Some students, such as freshman health science major Catherine Robles, fear that increased regulations may be required if the number of cases keeps increasing.
“If we go back too soon we cause a bigger spread and worse case have to go back to phase one where we will be in quarantine once again,” Robles said. “It’s safer than how we’re back in February but we still need to take the extra precaution to stay as safe as we can to keep ourselves healthy and others who are at more of a risk. With more testing for a cure and doing all the safety measures we won’t be having another breakout episode as some other countries like Italy.”
Other students feel differently. “It’s kind of frustrating in a way. I can only speak for myself but I’m doing everything I can to protect the spread of COVID-19 for myself and for others,” Amanda Masullo, a senior nursing major, said. “We all want things to go back to normal, but who knows if we will ever get that sense of normalcy back if we aren’t trying our hardest to follow rules that will benefit us all. I know that COVID-19, especially at its peak, really did a lot of damage to people’s mental health, especially healthcare providers so to see the numbers start increasing again and seeing how COVID has unfolded once before, it is definitely scary and unpredictable.”

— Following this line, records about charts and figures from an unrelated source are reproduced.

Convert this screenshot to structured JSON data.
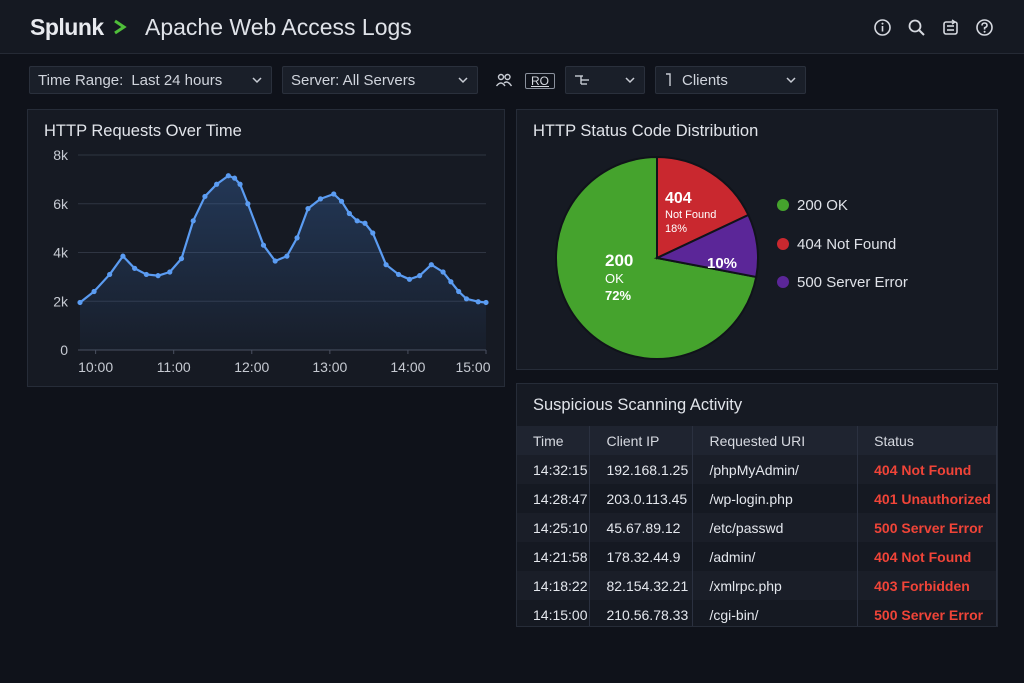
{
  "app": {
    "logo": "Splunk",
    "title": "Apache Web Access Logs"
  },
  "top_icons": [
    "info-icon",
    "search-icon",
    "export-icon",
    "help-icon"
  ],
  "toolbar": {
    "time_range_label": "Time Range:",
    "time_range_value": "Last 24 hours",
    "server_label": "Server: All Servers",
    "ro_label": "RO",
    "clients_label": "Clients"
  },
  "requests_panel": {
    "title": "HTTP Requests Over Time",
    "chart_data": {
      "type": "line",
      "y_ticks": [
        "0",
        "2k",
        "4k",
        "6k",
        "8k"
      ],
      "x_ticks": [
        "10:00",
        "11:00",
        "12:00",
        "13:00",
        "14:00",
        "15:00"
      ],
      "ylim": [
        0,
        8000
      ],
      "grid": true,
      "color": "#5b9cf2",
      "x": [
        9.8,
        9.98,
        10.18,
        10.35,
        10.5,
        10.65,
        10.8,
        10.95,
        11.1,
        11.25,
        11.4,
        11.55,
        11.7,
        11.78,
        11.85,
        11.95,
        12.15,
        12.3,
        12.45,
        12.58,
        12.72,
        12.88,
        13.05,
        13.15,
        13.25,
        13.35,
        13.45,
        13.55,
        13.72,
        13.88,
        14.02,
        14.15,
        14.3,
        14.45,
        14.55,
        14.65,
        14.75,
        14.9,
        15.0
      ],
      "y": [
        1950,
        2400,
        3100,
        3850,
        3350,
        3100,
        3050,
        3200,
        3750,
        5300,
        6300,
        6800,
        7150,
        7050,
        6800,
        6000,
        4300,
        3650,
        3850,
        4600,
        5800,
        6200,
        6400,
        6100,
        5600,
        5300,
        5200,
        4800,
        3500,
        3100,
        2900,
        3050,
        3500,
        3200,
        2800,
        2400,
        2100,
        1980,
        1950
      ]
    }
  },
  "status_panel": {
    "title": "HTTP Status Code Distribution",
    "chart_data": {
      "type": "pie",
      "slices": [
        {
          "label": "200 OK",
          "value": 72,
          "color": "#45a32d"
        },
        {
          "label": "404 Not Found",
          "value": 18,
          "color": "#c9282f"
        },
        {
          "label": "500 Server Error",
          "value": 10,
          "color": "#5b2698"
        }
      ]
    },
    "slice_labels": {
      "s200_code": "200",
      "s200_text": "OK",
      "s200_pct": "72%",
      "s404_code": "404",
      "s404_text": "Not Found",
      "s404_pct": "18%",
      "s500_pct": "10%"
    },
    "legend": [
      "200 OK",
      "404 Not Found",
      "500 Server Error"
    ]
  },
  "scan_panel": {
    "title": "Suspicious Scanning Activity",
    "columns": [
      "Time",
      "Client IP",
      "Requested URI",
      "Status"
    ],
    "rows": [
      [
        "14:32:15",
        "192.168.1.25",
        "/phpMyAdmin/",
        "404 Not Found"
      ],
      [
        "14:28:47",
        "203.0.113.45",
        "/wp-login.php",
        "401 Unauthorized"
      ],
      [
        "14:25:10",
        "45.67.89.12",
        "/etc/passwd",
        "500 Server Error"
      ],
      [
        "14:21:58",
        "178.32.44.9",
        "/admin/",
        "404 Not Found"
      ],
      [
        "14:18:22",
        "82.154.32.21",
        "/xmlrpc.php",
        "403 Forbidden"
      ],
      [
        "14:15:00",
        "210.56.78.33",
        "/cgi-bin/",
        "500 Server Error"
      ]
    ]
  }
}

While Gallagher believes that the university has been doing a good job in regards to COVID-19 protocols, she stresses that all students need to continue following regulations for the safety of the campus community.

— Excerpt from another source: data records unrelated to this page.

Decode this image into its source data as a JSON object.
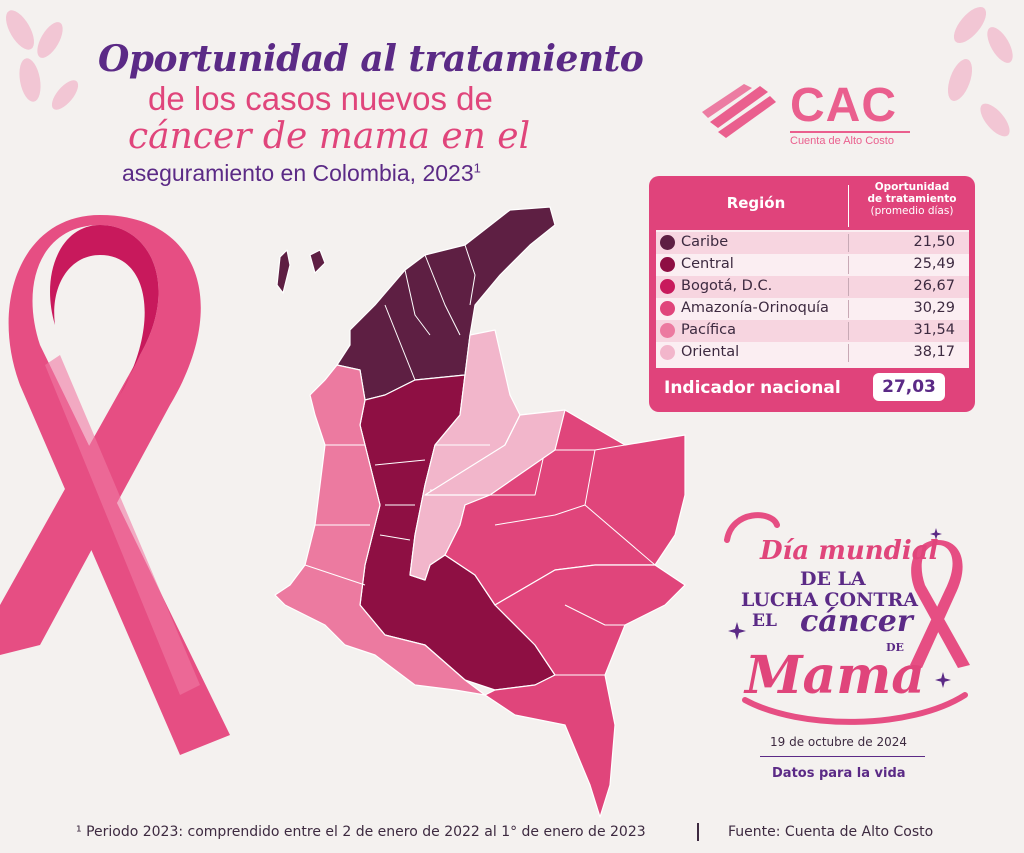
{
  "title": {
    "line1": "Oportunidad al tratamiento",
    "line2": "de los casos nuevos de",
    "line3": "cáncer de mama en el",
    "line4": "aseguramiento en Colombia, 2023",
    "line4_sup": "1"
  },
  "logo": {
    "text": "CAC",
    "subtitle": "Cuenta de Alto Costo"
  },
  "table": {
    "header_region": "Región",
    "header_value_line1": "Oportunidad",
    "header_value_line2": "de tratamiento",
    "header_value_line3": "(promedio días)",
    "rows": [
      {
        "region": "Caribe",
        "value": "21,50",
        "color": "#5e1f43"
      },
      {
        "region": "Central",
        "value": "25,49",
        "color": "#8e0f43"
      },
      {
        "region": "Bogotá, D.C.",
        "value": "26,67",
        "color": "#c8195c"
      },
      {
        "region": "Amazonía-Orinoquía",
        "value": "30,29",
        "color": "#e0457b"
      },
      {
        "region": "Pacífica",
        "value": "31,54",
        "color": "#ec7aa0"
      },
      {
        "region": "Oriental",
        "value": "38,17",
        "color": "#f2b6cb"
      }
    ],
    "national_label": "Indicador nacional",
    "national_value": "27,03"
  },
  "badge": {
    "line1": "Día mundial",
    "line2": "DE LA",
    "line3": "LUCHA CONTRA",
    "line4": "EL",
    "line5": "cáncer",
    "line6": "DE",
    "line7": "Mama",
    "date": "19 de octubre de 2024",
    "tagline": "Datos para la vida"
  },
  "footer": {
    "note": "¹ Periodo 2023: comprendido entre el 2 de enero de 2022 al 1° de enero de 2023",
    "source": "Fuente: Cuenta de Alto Costo"
  },
  "colors": {
    "accent": "#e0437b",
    "purple": "#5b2a86",
    "background": "#f4f1ef"
  }
}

“The university has been able to isolate and effectively manage the few positive cases that we have had on campus. That being said, I believe it is necessary to continue taking all precautions and maintain all health and safety guidelines. These numbers must be closely monitored to prevent a second outbreak,” Gallagher said.
“I think the university is actually taking good precautions to protect against COVID. I’ve never felt unsafe while at the school, there’s hand sanitizer everywhere. I’ve never seen anyone without a mask on and every desk I’ve ever sat at was more than socially distant from the one next to me,” Masullo said. “If we keep taking these precautions I’m confident that we could be here till Christmas break, however if New York’s numbers keep increasing, I don’t think I could say the same thing. Especially because our school is a big commuter school and we don’t know how safe and cautious people are when they aren’t at school, so that’s also something to think about.”
Masullo has seen things from a hands on, clinical perspective. “I can say that although our numbers have decreased at least from the beginning of this all doesn’t mean that we should stop being safe when it comes to taking precautions,” she said. I’ve seen how hard these nurses and staff work to keep their patients safe now I can only imagine their experiences working in the healthcare field when covid was at its peak.”
Gallagher believes that the university should continue to provide information about COVID-19 cases on campus as they have been. “I believe that the university should continue to provide updates on our specific situation in regards to the covid outbreak. Faculty must continue to openly communicate with students about health & safety protocols, preventative measures and positive cases in our community.”